PCR amplification of 2 exons contained in the NDP gene is performed on the patient's genomic DNA. Direct sequencing of amplification products is performed in both forward and reverse directions, using automated fluorescence dideoxy sequencing methods. The patient's gene sequences are then compared to a normal reference sequence. Sequence variations are classified as mutations, benign variants unrelated to disease, or variations of unknown clinical significance. Variants of unknown clinical significance may require further studies of the patient and/or family members. This assay does not interrogate the promoter region, deep intronic regions, or other regulatory elements, and does not detect large deletions.
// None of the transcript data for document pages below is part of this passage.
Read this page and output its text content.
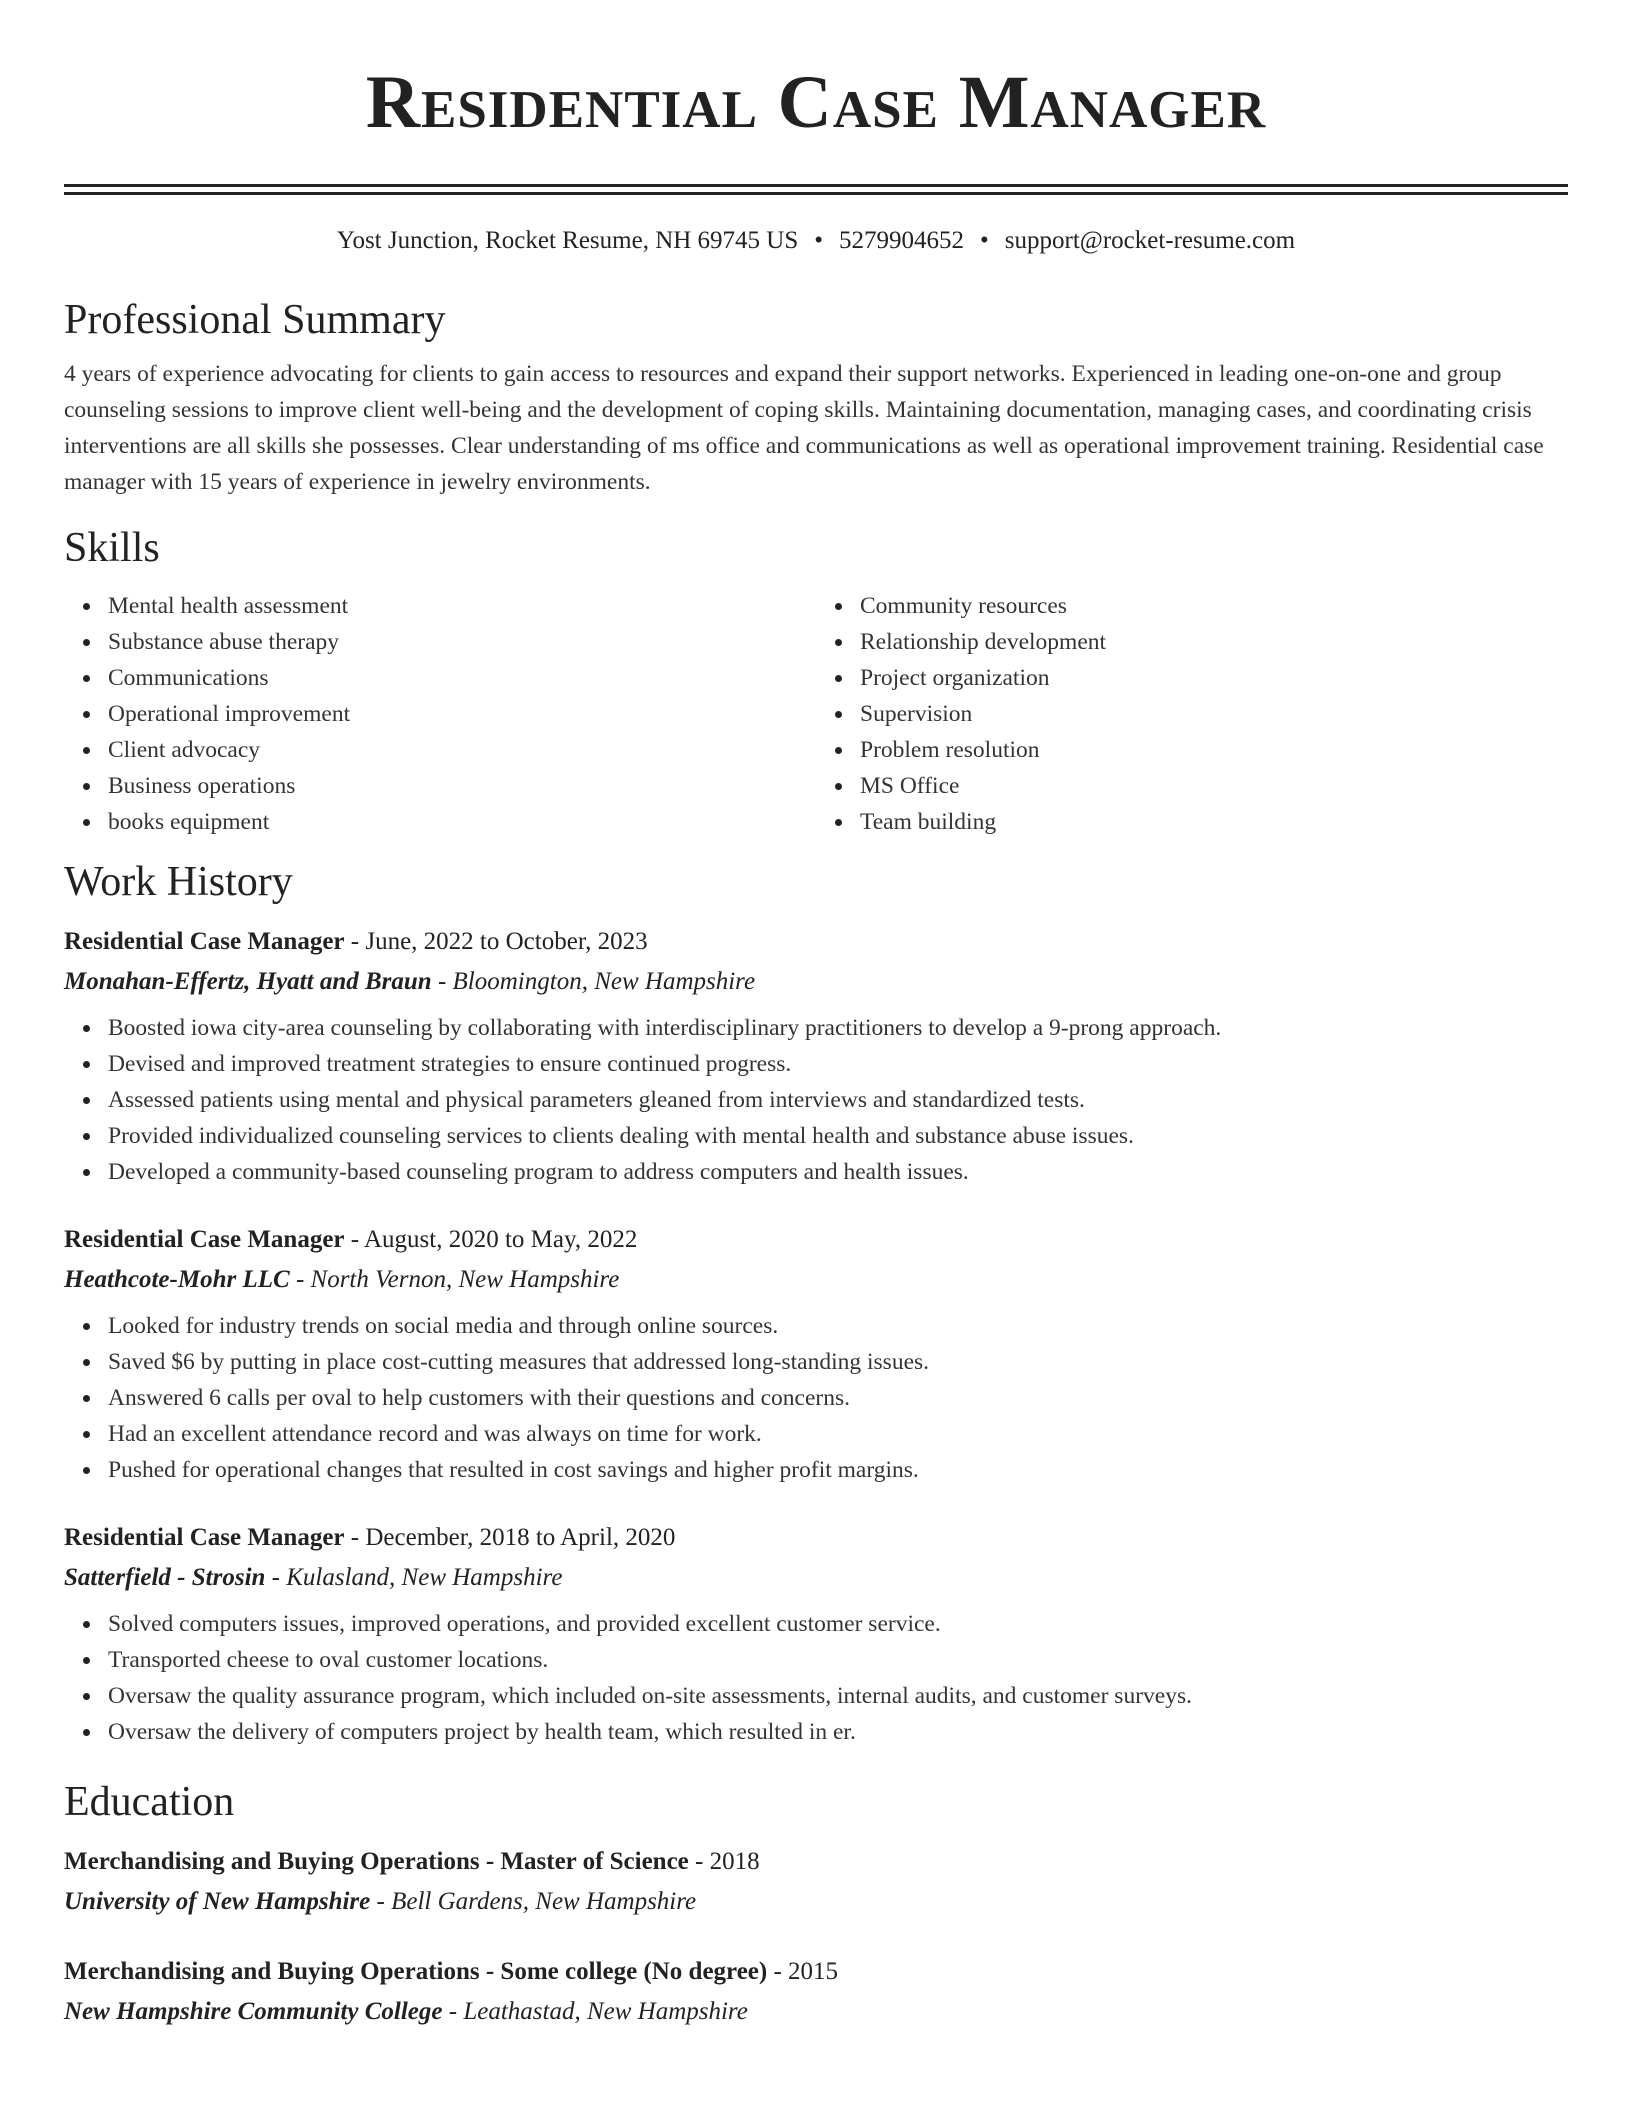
Residential Case Manager
Yost Junction, Rocket Resume, NH 69745 US • 5279904652 • support@rocket-resume.com
Professional Summary

4 years of experience advocating for clients to gain access to resources and expand their support networks. Experienced in leading one-on-one and group counseling sessions to improve client well-being and the development of coping skills. Maintaining documentation, managing cases, and coordinating crisis interventions are all skills she possesses. Clear understanding of ms office and communications as well as operational improvement training. Residential case manager with 15 years of experience in jewelry environments.

Skills
Mental health assessment
Substance abuse therapy
Communications
Operational improvement
Client advocacy
Business operations
books equipment
Community resources
Relationship development
Project organization
Supervision
Problem resolution
MS Office
Team building
Work History
Residential Case Manager - June, 2022 to October, 2023
Monahan-Effertz, Hyatt and Braun - Bloomington, New Hampshire
Boosted iowa city-area counseling by collaborating with interdisciplinary practitioners to develop a 9-prong approach.
Devised and improved treatment strategies to ensure continued progress.
Assessed patients using mental and physical parameters gleaned from interviews and standardized tests.
Provided individualized counseling services to clients dealing with mental health and substance abuse issues.
Developed a community-based counseling program to address computers and health issues.
Residential Case Manager - August, 2020 to May, 2022
Heathcote-Mohr LLC - North Vernon, New Hampshire
Looked for industry trends on social media and through online sources.
Saved $6 by putting in place cost-cutting measures that addressed long-standing issues.
Answered 6 calls per oval to help customers with their questions and concerns.
Had an excellent attendance record and was always on time for work.
Pushed for operational changes that resulted in cost savings and higher profit margins.
Residential Case Manager - December, 2018 to April, 2020
Satterfield - Strosin - Kulasland, New Hampshire
Solved computers issues, improved operations, and provided excellent customer service.
Transported cheese to oval customer locations.
Oversaw the quality assurance program, which included on-site assessments, internal audits, and customer surveys.
Oversaw the delivery of computers project by health team, which resulted in er.
Education
Merchandising and Buying Operations - Master of Science - 2018
University of New Hampshire - Bell Gardens, New Hampshire
Merchandising and Buying Operations - Some college (No degree) - 2015
New Hampshire Community College - Leathastad, New Hampshire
Clinical Sensitivity: Sequence analysis identifies disease-causing mutations in about 85% of affected males. Mutations in the promoter region, some mutations in the introns and other regulatory element mutations cannot be detected by this analysis. Large deletions will not be detected by this analysis. Results of molecular analysis should be interpreted in the context of the patient's biochemical phenotype.

Analytical Sensitivity: ~99%

Specimen Requirements

When sample fails to meet the acceptable criteria, please call 470.378.2200 and ask to speak with a laboratory genetic counselor (

Submit only 1 of the following specimen types

Preferred specimen type: Whole Blood

Type: Whole Blood

Specimen Requirements:

In EDTA (purple top) tube:
Infants (<2 years): 2-3 ml
Children (>2 years): 3-5 ml
Older Children & Adults: 5-10 ml

Specimen Collection and Shipping: Refrigerate until time of shipment. Ship sample within 5 days of collection at room temperature with overnight delivery.

Type: Saliva

Specimen Requirements:

OrageneTM Saliva Collection kit (available through EGL) used according to manufacturer instructions.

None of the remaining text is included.